Essential

(C. Jardin) #1

47


Yoga Postures


Forward Bend
Stretch your hands above your head and bend forward from the waist. Rest your
hands on the floor (or ankles or lower leg if they won’t reach the floor). Flatten and
lengthen the back towards the buttocks. The knees may be slightly bent but the back
should be as straight as possible. Allow the head to be relaxed with the crown
towards the floor. Breathe into the stretch and relax the shoulders and neck on each
out-breath.

Hip Stretch
Step forwards by about three feet with the left foot. Keep your front knee at
right angles to the body and flex the hips downward towards the floor. Rest
your hands on your knee, have your elbows out to the sides and the shoulders
back. Relax further into the posture on each out-breathe. Remember to keep
the elbows and shoulders relaxed and the neck and back straight. Repeat with
the right leg back.

Warrior Pose
Step forwards by about four feet with the left foot. Keep your front knee at right
angles to the body and flex the hips downward towards the floor so that the back
knee rests on the floor. Link the thumbs and stretch your arms above the head.
Keep the shoulders back and remember to keep them relaxed. Relax further into
the posture on each out-breathe. Repeat with the right leg back.

Triangle Pose
Have the feet three to four feet apart.
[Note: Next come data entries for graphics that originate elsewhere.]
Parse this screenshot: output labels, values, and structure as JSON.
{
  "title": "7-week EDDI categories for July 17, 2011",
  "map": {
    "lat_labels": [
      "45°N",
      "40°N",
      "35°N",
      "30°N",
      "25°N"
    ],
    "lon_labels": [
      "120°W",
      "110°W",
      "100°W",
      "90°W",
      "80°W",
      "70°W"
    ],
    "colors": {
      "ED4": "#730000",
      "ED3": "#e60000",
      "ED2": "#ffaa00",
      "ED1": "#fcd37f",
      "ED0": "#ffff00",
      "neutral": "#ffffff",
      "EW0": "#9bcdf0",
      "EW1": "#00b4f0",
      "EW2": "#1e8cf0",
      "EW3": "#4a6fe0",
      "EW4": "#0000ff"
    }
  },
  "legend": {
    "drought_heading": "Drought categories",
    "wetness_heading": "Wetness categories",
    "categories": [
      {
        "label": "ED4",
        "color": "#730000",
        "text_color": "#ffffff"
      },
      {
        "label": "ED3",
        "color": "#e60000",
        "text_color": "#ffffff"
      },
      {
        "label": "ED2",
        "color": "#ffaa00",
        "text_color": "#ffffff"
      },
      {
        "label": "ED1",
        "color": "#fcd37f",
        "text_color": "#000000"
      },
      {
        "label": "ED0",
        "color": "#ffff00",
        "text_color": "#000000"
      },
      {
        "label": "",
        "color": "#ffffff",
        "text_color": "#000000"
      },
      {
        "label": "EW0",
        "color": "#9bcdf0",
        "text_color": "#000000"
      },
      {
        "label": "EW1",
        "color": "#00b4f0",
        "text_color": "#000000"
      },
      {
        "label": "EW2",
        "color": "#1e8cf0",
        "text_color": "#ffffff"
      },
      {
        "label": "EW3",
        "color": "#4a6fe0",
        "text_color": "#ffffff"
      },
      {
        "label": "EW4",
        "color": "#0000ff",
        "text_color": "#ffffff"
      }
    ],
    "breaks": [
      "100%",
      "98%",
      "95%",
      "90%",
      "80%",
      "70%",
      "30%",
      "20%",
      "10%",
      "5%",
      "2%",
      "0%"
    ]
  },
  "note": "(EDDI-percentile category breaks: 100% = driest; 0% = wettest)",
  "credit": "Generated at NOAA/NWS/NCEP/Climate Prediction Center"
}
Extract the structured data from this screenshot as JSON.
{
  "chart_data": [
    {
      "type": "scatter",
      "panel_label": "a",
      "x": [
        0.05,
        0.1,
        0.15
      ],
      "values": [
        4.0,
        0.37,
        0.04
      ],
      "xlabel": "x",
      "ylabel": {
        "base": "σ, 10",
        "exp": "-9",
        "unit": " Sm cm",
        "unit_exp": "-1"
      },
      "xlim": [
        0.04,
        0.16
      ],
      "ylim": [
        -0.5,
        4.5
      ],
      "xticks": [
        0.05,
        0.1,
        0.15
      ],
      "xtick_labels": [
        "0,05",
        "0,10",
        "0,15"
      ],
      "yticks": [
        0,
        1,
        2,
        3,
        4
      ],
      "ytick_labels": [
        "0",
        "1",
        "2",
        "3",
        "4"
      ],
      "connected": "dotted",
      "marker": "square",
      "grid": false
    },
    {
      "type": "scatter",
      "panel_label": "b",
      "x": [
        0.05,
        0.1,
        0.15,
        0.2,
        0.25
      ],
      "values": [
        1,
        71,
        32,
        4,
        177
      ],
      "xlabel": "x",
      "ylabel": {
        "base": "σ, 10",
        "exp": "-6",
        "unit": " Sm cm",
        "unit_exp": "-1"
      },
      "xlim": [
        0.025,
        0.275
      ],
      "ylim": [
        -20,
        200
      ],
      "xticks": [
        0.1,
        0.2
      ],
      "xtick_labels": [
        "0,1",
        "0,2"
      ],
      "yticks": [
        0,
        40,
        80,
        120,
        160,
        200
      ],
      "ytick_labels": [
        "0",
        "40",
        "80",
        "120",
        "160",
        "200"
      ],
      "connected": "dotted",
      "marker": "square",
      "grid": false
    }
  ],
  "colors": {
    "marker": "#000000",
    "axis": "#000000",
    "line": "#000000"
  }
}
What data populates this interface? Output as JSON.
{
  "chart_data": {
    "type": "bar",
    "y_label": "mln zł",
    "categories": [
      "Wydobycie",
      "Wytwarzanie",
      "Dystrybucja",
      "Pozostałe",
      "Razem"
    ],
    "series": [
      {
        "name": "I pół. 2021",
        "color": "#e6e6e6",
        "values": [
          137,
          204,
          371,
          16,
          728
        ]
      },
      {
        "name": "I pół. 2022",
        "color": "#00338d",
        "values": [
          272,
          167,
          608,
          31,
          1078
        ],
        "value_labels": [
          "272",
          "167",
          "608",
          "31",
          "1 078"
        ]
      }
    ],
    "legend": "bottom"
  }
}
Turn the right foot outwards by 90
degrees and the other leg by 45 degrees. Keep facing forwards and bend from
the waist side-wards towards the right side - do not lean forward. Place the right
hand on the floor or hold the ankle and stretch the left arm towards the ceiling.
Turn the neck to look towards the left hand. Repeat on other side of body.

K nee Triangle Pose
Have the feet about four feet apart. Turn the foot of the leg you are bending
outwards by 90 degrees and the back foot by 15 degrees. Bend the right knee
and rest the right hand on the ground (or have your elbow on the knee) - do
not bend forwards. Stretch the top arm upwards and look towards the top
hand. Repeat ot the other side of the body.

Knee Pulls
Bend one leg and grasp with both hands - pull
towards the body. Repeat several times with
alternating legs. You can now pull on both
knees together while relaxing the buttocks
towards the floor.

Half Shoulder Stand
Lie on your back and gently raise your hips off the floor and raise your
legs. Support your waist by placing your hands on your hips. Keep the
elbows close in to the body. Hold this position for one minute. Keep the
shoulders relaxed and breathe through the nose in a relaxed fashion. If
this is comfortable you can now attempt the full Shoulder Stand.